Getting Involved As A Teen Or Young Adult
From 13-18, teens and young adults are the next generation that will make decisive action in society. In these formative years, figuring out what causes matter to them and how to create change that will impact their futures, are top of mind. Growing up in a world full of technology and platforms to share their opinions on, there are plenty of ways to get involved with charitable giving as a teen or young adult.
- Sign and share online petitions
According to YouGov’s latest white paper ‘What Motivates Charitable Giving?’, this age group is more likely to volunteer and sign online petitions. While most young adults may not be old enough to vote on candidates to incite change, they can certainly support causes that matter to them through petitions and share those with family members and older relatives who can. As most activities shift into digital with the pandemic, it’s only natural that the way to share does too.
- Use social media to spread awareness
In 2018, 53% of Americans used social media to be civically active whether that was changing a profile picture to support a cause, using a hashtag related to a social issue, or more. With 97% of Gen Z using at least one of the seven major social platforms, this age group is highly engaged and can reach thousands of people. By spreading awareness about social issues that are important to them, they can be supporting tons of charities and organizations and make a huge difference in the exposure organizations and causes receive.
Being A Charitable Adult
There are many ways to be charitable as an adult, but the most common misconception is that you have to donate in large amounts. The most stated reason for not giving back to charity is that not having the financial resources. But, in the first half of 2020 alone, giving raised by almost 7.5%, even though it consisted of many donations less than $250, proving that small donations truly go a long way.

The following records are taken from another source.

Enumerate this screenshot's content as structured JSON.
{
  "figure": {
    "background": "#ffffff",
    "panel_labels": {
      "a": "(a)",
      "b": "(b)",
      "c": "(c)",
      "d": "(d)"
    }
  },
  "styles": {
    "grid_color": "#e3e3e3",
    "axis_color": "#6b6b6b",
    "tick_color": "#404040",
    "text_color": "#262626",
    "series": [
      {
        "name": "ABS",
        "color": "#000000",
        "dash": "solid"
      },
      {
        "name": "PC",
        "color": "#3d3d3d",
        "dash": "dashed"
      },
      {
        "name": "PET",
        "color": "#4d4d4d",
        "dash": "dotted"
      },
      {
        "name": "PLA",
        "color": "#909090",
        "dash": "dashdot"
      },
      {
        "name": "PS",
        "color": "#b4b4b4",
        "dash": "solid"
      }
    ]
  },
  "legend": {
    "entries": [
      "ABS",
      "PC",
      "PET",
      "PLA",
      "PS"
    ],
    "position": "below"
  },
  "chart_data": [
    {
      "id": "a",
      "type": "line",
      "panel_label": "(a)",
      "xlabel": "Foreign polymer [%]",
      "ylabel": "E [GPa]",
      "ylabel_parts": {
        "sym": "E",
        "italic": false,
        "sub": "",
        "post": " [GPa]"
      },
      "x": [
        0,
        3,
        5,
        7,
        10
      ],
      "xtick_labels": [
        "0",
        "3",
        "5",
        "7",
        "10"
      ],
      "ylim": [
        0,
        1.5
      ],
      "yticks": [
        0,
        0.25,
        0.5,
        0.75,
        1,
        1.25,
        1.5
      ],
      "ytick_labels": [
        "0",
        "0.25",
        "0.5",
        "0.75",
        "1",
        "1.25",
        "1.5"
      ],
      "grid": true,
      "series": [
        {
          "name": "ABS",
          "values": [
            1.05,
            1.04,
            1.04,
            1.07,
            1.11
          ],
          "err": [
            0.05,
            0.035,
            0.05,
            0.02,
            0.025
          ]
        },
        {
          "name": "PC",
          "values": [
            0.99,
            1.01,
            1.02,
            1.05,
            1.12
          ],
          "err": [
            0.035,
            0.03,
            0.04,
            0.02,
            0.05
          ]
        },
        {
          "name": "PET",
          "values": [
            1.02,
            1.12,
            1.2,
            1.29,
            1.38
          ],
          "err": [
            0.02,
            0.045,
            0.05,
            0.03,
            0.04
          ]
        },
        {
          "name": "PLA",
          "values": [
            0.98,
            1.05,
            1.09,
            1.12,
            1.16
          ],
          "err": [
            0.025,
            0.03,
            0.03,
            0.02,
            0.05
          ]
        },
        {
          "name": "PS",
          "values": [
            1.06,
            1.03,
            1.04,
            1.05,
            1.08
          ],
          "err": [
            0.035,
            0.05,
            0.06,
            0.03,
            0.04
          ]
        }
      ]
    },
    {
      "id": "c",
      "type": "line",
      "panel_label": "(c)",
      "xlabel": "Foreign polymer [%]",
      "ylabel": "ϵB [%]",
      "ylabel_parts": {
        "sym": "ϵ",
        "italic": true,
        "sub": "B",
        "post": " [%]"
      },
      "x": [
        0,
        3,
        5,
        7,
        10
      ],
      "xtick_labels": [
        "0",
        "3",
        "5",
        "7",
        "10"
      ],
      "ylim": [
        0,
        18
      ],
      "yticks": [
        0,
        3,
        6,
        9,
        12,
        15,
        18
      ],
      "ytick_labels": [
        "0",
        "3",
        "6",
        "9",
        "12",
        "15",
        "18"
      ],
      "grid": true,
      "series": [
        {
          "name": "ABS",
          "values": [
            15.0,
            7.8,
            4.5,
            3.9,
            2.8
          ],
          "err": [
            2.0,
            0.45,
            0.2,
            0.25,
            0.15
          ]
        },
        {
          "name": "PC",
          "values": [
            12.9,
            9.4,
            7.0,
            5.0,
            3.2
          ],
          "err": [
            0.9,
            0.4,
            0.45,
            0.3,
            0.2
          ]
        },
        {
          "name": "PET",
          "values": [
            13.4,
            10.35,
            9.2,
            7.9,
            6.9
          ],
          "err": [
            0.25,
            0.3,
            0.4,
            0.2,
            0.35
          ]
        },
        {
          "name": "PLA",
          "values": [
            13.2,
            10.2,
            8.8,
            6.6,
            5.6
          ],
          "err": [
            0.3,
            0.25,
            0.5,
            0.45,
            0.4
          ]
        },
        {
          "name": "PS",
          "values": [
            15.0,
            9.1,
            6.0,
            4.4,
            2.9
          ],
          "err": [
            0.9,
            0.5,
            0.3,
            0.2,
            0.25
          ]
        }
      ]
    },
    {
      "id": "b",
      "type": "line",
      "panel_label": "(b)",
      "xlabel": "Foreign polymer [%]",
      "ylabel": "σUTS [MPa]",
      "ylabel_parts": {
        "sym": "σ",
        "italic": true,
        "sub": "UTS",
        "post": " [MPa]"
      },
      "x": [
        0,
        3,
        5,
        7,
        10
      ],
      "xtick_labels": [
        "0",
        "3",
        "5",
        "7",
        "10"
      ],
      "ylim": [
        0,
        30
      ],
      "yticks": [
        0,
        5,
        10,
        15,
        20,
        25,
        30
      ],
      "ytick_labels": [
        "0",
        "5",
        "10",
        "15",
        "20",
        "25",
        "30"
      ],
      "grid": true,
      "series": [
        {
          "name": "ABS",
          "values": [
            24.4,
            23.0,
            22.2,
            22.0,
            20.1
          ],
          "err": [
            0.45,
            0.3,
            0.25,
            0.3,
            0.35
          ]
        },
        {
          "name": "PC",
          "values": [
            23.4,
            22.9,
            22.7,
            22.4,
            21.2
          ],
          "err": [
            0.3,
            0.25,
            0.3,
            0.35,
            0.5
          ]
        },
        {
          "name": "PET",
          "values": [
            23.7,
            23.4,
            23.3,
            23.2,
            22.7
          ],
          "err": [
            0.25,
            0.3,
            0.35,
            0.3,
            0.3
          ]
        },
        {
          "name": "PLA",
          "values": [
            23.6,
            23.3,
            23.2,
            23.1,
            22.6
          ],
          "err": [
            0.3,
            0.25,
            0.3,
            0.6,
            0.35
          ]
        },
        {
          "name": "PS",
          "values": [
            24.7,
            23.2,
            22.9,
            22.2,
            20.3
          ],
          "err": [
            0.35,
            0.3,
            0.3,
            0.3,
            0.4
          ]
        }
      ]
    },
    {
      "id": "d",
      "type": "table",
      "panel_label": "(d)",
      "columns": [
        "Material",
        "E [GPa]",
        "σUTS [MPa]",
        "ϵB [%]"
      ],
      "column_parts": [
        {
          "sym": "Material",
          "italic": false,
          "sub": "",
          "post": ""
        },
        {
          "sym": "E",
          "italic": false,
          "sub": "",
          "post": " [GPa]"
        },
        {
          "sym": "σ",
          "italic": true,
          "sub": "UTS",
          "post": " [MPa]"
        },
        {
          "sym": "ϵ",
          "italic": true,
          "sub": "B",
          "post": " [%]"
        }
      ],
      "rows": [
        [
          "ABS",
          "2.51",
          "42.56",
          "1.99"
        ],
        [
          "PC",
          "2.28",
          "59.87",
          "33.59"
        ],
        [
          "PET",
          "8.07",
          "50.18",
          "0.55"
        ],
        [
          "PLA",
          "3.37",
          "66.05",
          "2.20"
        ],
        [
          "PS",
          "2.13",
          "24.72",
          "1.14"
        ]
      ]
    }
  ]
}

- Find ways to give back in the workplace
Oftentimes, people are told to separate work and personal life, but charitability can cross over both. Many companies reward their employees charitable giving efforts by offering match donations. In fact, over 18 million individuals work for companies with matching gift programs. You can also give back in other ways. Extend your patience, empathy, and understanding for your co-workers or employees and connect on the causes that matter to them.
- Support those in need, hands-on
With many companies still working remotely, use the time that you would typically spend commuting to make a difference in a tangible way. Donate cans to a local food pantry or start your own fundraiser to gift brand-new coats and shoes to children in need. Partner with a favorite restaurant to donate meals to essential workers during these tough times or pickup groceries for your immuno-compromised neighbors.
There are tons of ways to be a charitable giver no matter what age group you fall into. Find the way that works best for you and start giving back today.